Data features of Web-enabled phones must get easier before business users will adopt them, study shows.
Web-enabling a mobile phone is lost on many business users, who aren't browsing or sending e-mail but just talking on the instruments as they would any cell phone, a study shows.
Eighty to 90 percent of business users surveyed have quit using the data capabilities and use the phones for voice communications only, according to a study by market-research and consulting company Meta Group. Phones that support Wireless Application Protocol can support a mini-browser and many Web communications.
Meta Group researchers conducted 15 informal surveys of between 50 and 100 users of WAP-enabled phones.
Analysts say users find it too difficult to get digital information from a cell phone--that the effort of punching phone keys outweighs the threshold for perceived value.
No Surfing for Its Own Sake
"If it takes you 5 minutes to get a stock quote on the [WAP] phone, why not just call the broker?" says Jack Gold, a vice president of Web and collaboration strategies at the Meta Group.
The novelty has worn off, agrees one user.
"It's OK, it's nothing special," says Niall McCann, a Belfast-based Web developer and user of a WAP-enabled phone, who was not involved in the Meta survey. He estimates he has cut his use of WAP services by about 50 percent since he acquired his Nokia 7110 last year.
"I wouldn't say I've stopped using it," he adds "There's plenty of sites out there. You'll be sitting in a queue somewhere in an airport, and you can look for the weather or the news. It's a good reference tool, but you can't do any serious work on it," McCann says.

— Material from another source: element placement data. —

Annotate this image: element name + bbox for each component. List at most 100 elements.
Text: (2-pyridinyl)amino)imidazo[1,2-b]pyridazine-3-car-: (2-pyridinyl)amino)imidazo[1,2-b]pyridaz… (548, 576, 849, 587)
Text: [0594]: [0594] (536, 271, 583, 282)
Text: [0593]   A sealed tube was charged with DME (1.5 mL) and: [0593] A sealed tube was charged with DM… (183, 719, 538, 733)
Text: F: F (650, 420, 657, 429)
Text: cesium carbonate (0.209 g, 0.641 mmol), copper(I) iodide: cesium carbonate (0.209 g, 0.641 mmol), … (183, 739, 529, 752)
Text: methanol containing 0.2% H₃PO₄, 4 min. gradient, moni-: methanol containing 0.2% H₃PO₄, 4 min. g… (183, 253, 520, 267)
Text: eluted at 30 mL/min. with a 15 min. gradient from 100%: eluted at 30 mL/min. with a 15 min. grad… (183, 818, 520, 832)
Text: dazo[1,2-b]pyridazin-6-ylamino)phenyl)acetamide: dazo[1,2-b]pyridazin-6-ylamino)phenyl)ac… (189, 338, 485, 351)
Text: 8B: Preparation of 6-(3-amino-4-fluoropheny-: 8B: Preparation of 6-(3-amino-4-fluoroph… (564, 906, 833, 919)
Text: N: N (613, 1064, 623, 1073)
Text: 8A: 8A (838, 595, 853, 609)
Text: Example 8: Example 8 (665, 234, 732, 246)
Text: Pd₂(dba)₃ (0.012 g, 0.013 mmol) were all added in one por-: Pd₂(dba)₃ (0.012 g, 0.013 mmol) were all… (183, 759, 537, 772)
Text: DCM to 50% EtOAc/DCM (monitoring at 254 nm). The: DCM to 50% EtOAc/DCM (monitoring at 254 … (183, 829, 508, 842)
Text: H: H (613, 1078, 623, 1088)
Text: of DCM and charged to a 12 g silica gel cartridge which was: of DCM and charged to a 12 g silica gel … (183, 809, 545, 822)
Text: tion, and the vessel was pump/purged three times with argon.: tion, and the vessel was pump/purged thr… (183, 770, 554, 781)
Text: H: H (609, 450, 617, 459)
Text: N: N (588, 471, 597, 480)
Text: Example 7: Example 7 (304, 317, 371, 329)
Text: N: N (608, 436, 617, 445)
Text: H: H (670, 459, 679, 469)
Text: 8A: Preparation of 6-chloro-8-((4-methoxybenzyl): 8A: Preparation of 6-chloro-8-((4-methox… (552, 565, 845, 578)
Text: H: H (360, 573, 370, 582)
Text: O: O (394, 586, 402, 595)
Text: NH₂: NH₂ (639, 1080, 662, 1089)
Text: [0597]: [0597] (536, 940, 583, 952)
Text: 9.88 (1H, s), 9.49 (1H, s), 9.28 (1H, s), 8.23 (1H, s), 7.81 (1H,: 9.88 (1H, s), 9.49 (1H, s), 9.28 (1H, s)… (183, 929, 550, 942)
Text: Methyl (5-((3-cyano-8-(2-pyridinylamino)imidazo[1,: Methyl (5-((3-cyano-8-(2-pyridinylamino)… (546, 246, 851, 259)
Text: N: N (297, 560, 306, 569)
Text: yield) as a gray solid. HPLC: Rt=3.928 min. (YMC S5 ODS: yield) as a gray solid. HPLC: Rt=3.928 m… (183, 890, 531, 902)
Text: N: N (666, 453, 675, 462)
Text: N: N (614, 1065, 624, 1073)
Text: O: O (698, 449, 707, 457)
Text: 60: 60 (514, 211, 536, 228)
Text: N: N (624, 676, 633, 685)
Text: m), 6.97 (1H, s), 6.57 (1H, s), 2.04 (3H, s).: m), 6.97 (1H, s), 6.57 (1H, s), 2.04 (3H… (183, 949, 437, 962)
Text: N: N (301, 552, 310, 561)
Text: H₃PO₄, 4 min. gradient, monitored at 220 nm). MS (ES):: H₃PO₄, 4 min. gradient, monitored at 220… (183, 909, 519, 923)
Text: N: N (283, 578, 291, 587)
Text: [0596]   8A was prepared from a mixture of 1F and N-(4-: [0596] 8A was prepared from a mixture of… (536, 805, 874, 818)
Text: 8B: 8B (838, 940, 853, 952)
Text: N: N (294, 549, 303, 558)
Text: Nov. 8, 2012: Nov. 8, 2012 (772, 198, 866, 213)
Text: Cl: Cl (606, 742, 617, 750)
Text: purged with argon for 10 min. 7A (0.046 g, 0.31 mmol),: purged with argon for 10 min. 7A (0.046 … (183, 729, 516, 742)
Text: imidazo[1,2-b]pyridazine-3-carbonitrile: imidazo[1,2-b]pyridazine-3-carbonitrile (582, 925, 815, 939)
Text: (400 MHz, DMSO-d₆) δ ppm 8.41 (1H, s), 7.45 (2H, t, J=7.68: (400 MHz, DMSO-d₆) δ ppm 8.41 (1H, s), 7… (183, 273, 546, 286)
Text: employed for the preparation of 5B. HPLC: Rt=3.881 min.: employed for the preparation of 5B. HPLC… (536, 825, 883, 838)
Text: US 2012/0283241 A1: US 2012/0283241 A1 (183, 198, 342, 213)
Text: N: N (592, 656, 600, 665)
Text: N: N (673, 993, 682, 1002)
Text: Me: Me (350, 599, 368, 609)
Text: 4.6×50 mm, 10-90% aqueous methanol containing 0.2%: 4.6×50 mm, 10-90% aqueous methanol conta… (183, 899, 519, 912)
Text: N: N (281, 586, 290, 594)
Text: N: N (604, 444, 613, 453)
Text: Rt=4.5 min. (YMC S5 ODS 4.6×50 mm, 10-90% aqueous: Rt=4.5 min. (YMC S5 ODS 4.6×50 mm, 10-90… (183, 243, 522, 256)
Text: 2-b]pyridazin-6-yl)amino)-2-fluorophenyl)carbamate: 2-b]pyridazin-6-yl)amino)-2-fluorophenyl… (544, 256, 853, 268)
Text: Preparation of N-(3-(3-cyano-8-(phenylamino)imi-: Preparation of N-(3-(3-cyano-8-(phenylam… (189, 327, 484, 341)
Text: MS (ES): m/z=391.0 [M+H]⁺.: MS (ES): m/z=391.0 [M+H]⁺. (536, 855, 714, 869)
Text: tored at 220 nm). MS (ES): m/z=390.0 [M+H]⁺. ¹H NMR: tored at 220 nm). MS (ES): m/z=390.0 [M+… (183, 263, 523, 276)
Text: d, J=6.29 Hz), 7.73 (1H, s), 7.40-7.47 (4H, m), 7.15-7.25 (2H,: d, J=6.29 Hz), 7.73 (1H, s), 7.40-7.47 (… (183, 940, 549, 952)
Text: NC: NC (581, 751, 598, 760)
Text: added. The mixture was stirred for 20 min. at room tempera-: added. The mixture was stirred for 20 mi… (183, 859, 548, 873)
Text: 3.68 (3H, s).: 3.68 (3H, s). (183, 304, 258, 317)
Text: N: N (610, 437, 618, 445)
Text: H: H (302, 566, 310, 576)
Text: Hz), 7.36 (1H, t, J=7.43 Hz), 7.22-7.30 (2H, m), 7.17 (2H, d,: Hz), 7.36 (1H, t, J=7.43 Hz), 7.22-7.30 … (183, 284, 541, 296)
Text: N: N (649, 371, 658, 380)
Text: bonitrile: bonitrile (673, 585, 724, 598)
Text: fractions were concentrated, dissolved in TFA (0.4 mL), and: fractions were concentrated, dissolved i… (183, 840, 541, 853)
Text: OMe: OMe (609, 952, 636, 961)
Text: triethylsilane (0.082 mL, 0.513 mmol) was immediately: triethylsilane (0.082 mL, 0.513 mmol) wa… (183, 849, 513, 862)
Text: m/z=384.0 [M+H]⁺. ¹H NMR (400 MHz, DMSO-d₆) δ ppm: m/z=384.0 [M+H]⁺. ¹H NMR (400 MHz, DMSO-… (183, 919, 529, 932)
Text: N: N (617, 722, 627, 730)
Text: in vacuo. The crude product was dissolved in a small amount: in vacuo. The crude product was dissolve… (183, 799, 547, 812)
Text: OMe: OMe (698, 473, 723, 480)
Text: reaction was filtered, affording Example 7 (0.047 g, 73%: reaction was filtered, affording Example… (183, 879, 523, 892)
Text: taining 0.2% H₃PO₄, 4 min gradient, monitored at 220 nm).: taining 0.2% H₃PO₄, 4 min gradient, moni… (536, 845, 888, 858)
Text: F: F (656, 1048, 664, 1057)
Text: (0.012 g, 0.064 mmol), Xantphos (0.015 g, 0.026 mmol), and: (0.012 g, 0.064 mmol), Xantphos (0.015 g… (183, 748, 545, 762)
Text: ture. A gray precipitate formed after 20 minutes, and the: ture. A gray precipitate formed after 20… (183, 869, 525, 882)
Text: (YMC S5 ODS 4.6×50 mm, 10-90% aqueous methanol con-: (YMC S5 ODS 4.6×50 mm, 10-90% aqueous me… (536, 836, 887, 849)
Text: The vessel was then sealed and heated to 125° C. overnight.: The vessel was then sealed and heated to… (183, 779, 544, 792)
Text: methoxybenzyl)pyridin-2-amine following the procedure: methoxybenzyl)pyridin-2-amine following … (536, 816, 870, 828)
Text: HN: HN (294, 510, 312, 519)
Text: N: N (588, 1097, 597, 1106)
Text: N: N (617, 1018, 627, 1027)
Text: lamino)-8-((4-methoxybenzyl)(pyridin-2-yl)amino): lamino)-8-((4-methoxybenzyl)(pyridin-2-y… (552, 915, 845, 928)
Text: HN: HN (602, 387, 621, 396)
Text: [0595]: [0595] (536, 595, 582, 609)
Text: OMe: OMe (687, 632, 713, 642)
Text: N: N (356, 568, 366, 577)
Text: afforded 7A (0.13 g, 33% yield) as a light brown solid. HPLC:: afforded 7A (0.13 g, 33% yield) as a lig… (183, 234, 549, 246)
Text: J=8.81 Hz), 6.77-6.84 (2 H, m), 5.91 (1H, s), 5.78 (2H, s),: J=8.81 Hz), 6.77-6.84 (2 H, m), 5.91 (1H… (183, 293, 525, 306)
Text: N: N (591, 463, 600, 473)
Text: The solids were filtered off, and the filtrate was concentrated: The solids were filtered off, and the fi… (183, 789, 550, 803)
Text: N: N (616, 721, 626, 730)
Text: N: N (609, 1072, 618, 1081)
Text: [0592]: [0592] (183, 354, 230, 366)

Still Refining the Technology
Many factors contribute to the rate of abandonment, Meta's Gold says. WAP services such as financial transactions and travel services are difficult to access and have limited content, slow networks, long delays, and generally poor design.
"It's not a question of 3G," Gold says, referring to plans for the third-generation wireless networks capable of higher data transmission speeds. "It's better devices, better architecture ... a whole lot of things need to get better before this will take off."
Until ergonomic concerns and other issues are solved, WAP won't meet hyped-up expectations, Gold notes. "There were promises made and promises unfulfilled by the phone companies," he says.
Sucessful wireless devices will conform to individual needs rather than attempt for the all-in-one answer, Gold says. Heavy data users will opt for handheld devices with a wireless modem, while users whose focus is on communication rather than data will buy tiny smart phones with data services as an added function.